The key insight is that health checks are infrastructure-level operations that need to work independently of the service mesh. By routing them via the host network, we ensure that Kubernetes can properly monitor and manage pod health while still maintaining all the security and observability benefits of ambient mode for actual application traffic.

Other Solutions Implemented

While the routingViaHost solution was the most critical, several other configurations were necessary for a complete deployment:

Keycloak Authentication Integration

Problem: Integrating Keycloak with RHDH for authentication required proper OIDC configuration.

Solution: Configured Keycloak realms and clients with appropriate OIDC/OAuth2 flows, and mapped Keycloak roles to Backstage permissions. The configuration is available in keycloak-secrets.yaml in the repository.

Ambient Mode Pod Labeling

Problem: RHDH components needed to work correctly with ambient mode networking.
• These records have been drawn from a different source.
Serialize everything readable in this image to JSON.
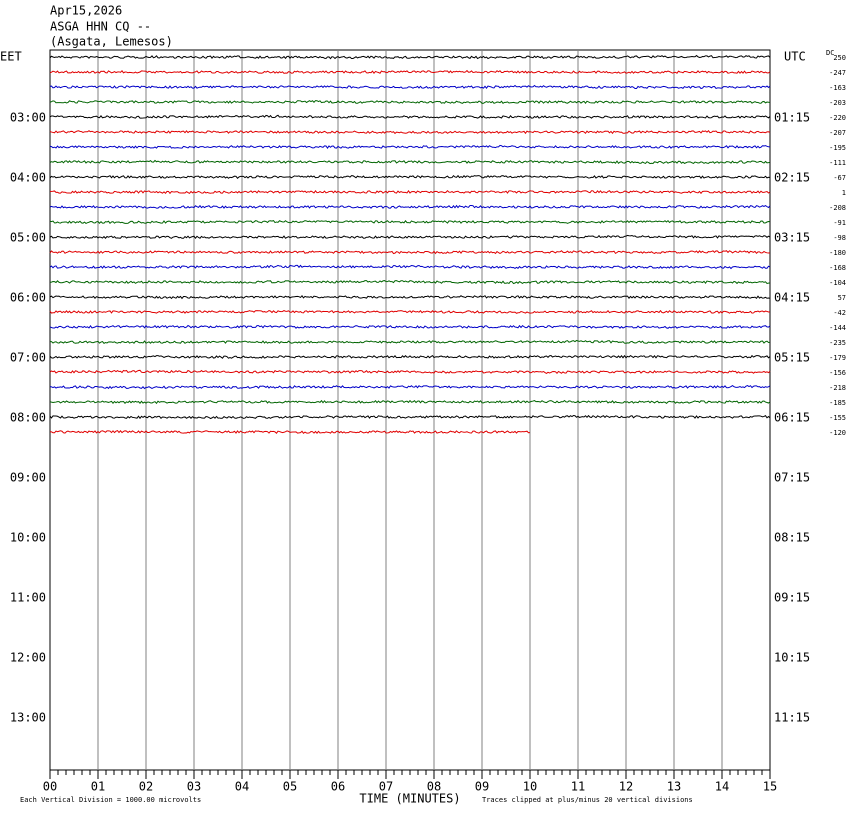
{
  "header": {
    "date": "Apr15,2026",
    "station": "ASGA HHN CQ --",
    "location": "(Asgata, Lemesos)"
  },
  "left_timezone": "EET",
  "right_timezone": "UTC",
  "dc_label": "DC",
  "left_hours": [
    "03:00",
    "04:00",
    "05:00",
    "06:00",
    "07:00",
    "08:00",
    "09:00",
    "10:00",
    "11:00",
    "12:00",
    "13:00"
  ],
  "right_hours": [
    "01:15",
    "02:15",
    "03:15",
    "04:15",
    "05:15",
    "06:15",
    "07:15",
    "08:15",
    "09:15",
    "10:15",
    "11:15"
  ],
  "x_ticks": [
    "00",
    "01",
    "02",
    "03",
    "04",
    "05",
    "06",
    "07",
    "08",
    "09",
    "10",
    "11",
    "12",
    "13",
    "14",
    "15"
  ],
  "x_label": "TIME (MINUTES)",
  "scale_note": "Each Vertical Division = 1000.00 microvolts",
  "clip_note": "Traces clipped at plus/minus 20 vertical divisions",
  "traces": [
    {
      "dc": 250,
      "color": "#000000"
    },
    {
      "dc": -247,
      "color": "#e00000"
    },
    {
      "dc": -163,
      "color": "#0000c8"
    },
    {
      "dc": -203,
      "color": "#006400"
    },
    {
      "dc": -220,
      "color": "#000000"
    },
    {
      "dc": -207,
      "color": "#e00000"
    },
    {
      "dc": -195,
      "color": "#0000c8"
    },
    {
      "dc": -111,
      "color": "#006400"
    },
    {
      "dc": -67,
      "color": "#000000"
    },
    {
      "dc": 1,
      "color": "#e00000"
    },
    {
      "dc": -208,
      "color": "#0000c8"
    },
    {
      "dc": -91,
      "color": "#006400"
    },
    {
      "dc": -98,
      "color": "#000000"
    },
    {
      "dc": -180,
      "color": "#e00000"
    },
    {
      "dc": -168,
      "color": "#0000c8"
    },
    {
      "dc": -104,
      "color": "#006400"
    },
    {
      "dc": 57,
      "color": "#000000"
    },
    {
      "dc": -42,
      "color": "#e00000"
    },
    {
      "dc": -144,
      "color": "#0000c8"
    },
    {
      "dc": -235,
      "color": "#006400"
    },
    {
      "dc": -179,
      "color": "#000000"
    },
    {
      "dc": -156,
      "color": "#e00000"
    },
    {
      "dc": -218,
      "color": "#0000c8"
    },
    {
      "dc": -185,
      "color": "#006400"
    },
    {
      "dc": -155,
      "color": "#000000"
    },
    {
      "dc": -120,
      "color": "#e00000",
      "end": 10
    }
  ]
}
Solution: Properly labeled all RHDH pods and namespaces to enable ambient mode, and configured waypoint proxies for L7 policies where needed. This ensures that application traffic benefits from zero-trust security while health checks use the host network routing.
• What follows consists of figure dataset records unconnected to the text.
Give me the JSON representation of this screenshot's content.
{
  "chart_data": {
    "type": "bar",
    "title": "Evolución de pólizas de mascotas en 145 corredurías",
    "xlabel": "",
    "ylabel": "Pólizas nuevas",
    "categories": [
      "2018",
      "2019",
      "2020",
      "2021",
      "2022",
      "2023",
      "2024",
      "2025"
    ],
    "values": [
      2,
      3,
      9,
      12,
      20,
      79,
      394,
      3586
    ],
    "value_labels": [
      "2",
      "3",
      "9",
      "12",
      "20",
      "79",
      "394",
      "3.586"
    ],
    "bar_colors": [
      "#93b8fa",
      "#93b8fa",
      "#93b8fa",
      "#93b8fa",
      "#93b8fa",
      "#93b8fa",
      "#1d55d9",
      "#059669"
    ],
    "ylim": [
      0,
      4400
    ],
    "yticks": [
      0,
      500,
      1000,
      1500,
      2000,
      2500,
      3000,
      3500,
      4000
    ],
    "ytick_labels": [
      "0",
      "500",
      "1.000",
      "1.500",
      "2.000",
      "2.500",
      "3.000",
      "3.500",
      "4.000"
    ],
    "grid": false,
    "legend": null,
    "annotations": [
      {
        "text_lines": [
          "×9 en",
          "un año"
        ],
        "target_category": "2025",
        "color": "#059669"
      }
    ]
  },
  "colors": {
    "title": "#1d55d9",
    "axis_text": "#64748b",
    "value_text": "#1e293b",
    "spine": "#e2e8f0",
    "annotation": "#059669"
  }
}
GitOps Configuration with ArgoCD

Problem: Managing configuration changes and ensuring consistency across deployments.

Solution: Set up ArgoCD for GitOps-based deployment management. All configurations are version-controlled in Git, with automated sync ensuring the cluster matches the desired state. This provides an audit trail and easy rollback capability.

Domain and Ingress Configuration

Problem: Setting up secure access via the granatengeorg.de domain.
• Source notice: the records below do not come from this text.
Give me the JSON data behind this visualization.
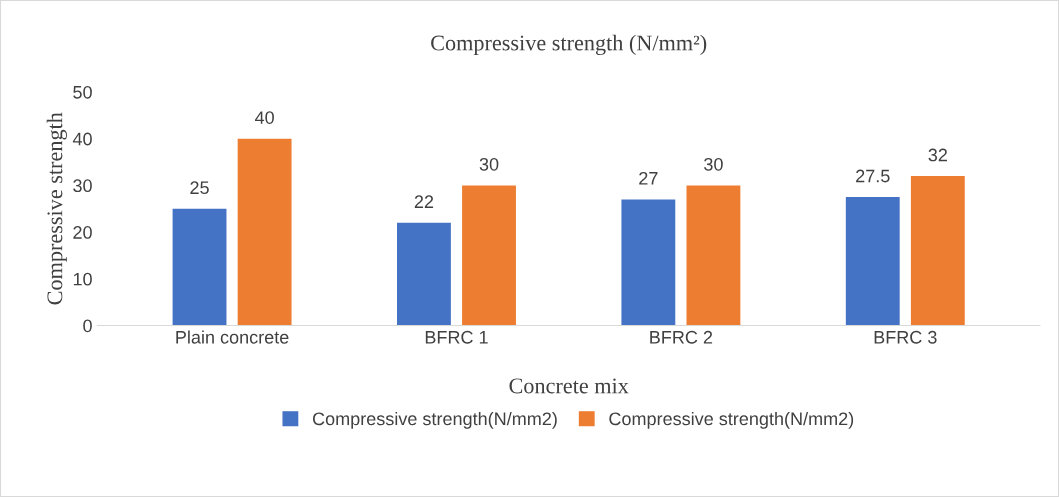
{
  "chart_data": {
    "type": "bar",
    "title": "Compressive strength (N/mm²)",
    "xlabel": "Concrete mix",
    "ylabel": "Compressive strength",
    "categories": [
      "Plain concrete",
      "BFRC 1",
      "BFRC 2",
      "BFRC 3"
    ],
    "series": [
      {
        "name": "Compressive strength(N/mm2)",
        "color": "#4472c4",
        "values": [
          25,
          22,
          27,
          27.5
        ]
      },
      {
        "name": "Compressive strength(N/mm2)",
        "color": "#ed7d31",
        "values": [
          40,
          30,
          30,
          32
        ]
      }
    ],
    "ylim": [
      0,
      50
    ],
    "yticks": [
      0,
      10,
      20,
      30,
      40,
      50
    ],
    "data_labels": true,
    "grid": false,
    "legend": "bottom"
  }
}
Solution: Configured appropriate ingress resources with TLS termination, ensuring secure access to the developer hub while maintaining compatibility with ambient mode networking.

Repository Structure

All configuration files and solutions are available in the GitHub repository. The repository includes:

  • rhdh-georg/11-enable-routingViaHost.sh - The critical health check routing solution
  • rhdh.yaml - Main Red Hat Developer Hub deployment configuration
  • rhdh-config.yaml - Application-specific settings
  • dynamic-plugins-rhdh.yaml - Dynamic plugin configurations
  • rbac-policies.yaml - Role-based access control policies
  • keycloak-secrets.yaml - Keycloak authentication configuration
  • argocd-secrets.yaml - ArgoCD GitOps configuration

Key Takeaways

  1. Health checks are critical: The routingViaHost solution was the most important fix, enabling the entire deployment to function correctly.

  2. Ambient mode requires specific configurations: While ambient mode simplifies operations by avoiding sidecar injection, it requires careful attention to networking configurations, especially for infrastructure-level operations like health checks.

  3. Documentation is your friend: The Red Hat and OpenShift documentation provided the key insights needed to solve the health check problem.

  4. Script it: Automating the routingViaHost configuration in a shell script makes it easy to apply and maintain.

Conclusion

Deploying Red Hat Developer Hub with Service Mesh 3 in ambient mode provides excellent security and observability benefits, but requires careful attention to networking configurations. The routingViaHost solution for health checks was the critical piece that made everything work together.

If you’re facing similar challenges with health checks in ambient mode, I encourage you to check out the 11-enable-routingViaHost.sh script in the repository. The complete configuration is available for reference and adaptation to your own environments.

The deployment is now live at granatengeorg.de, providing a production-ready developer hub experience with the enhanced security and observability that Service Mesh 3 ambient mode brings to the table.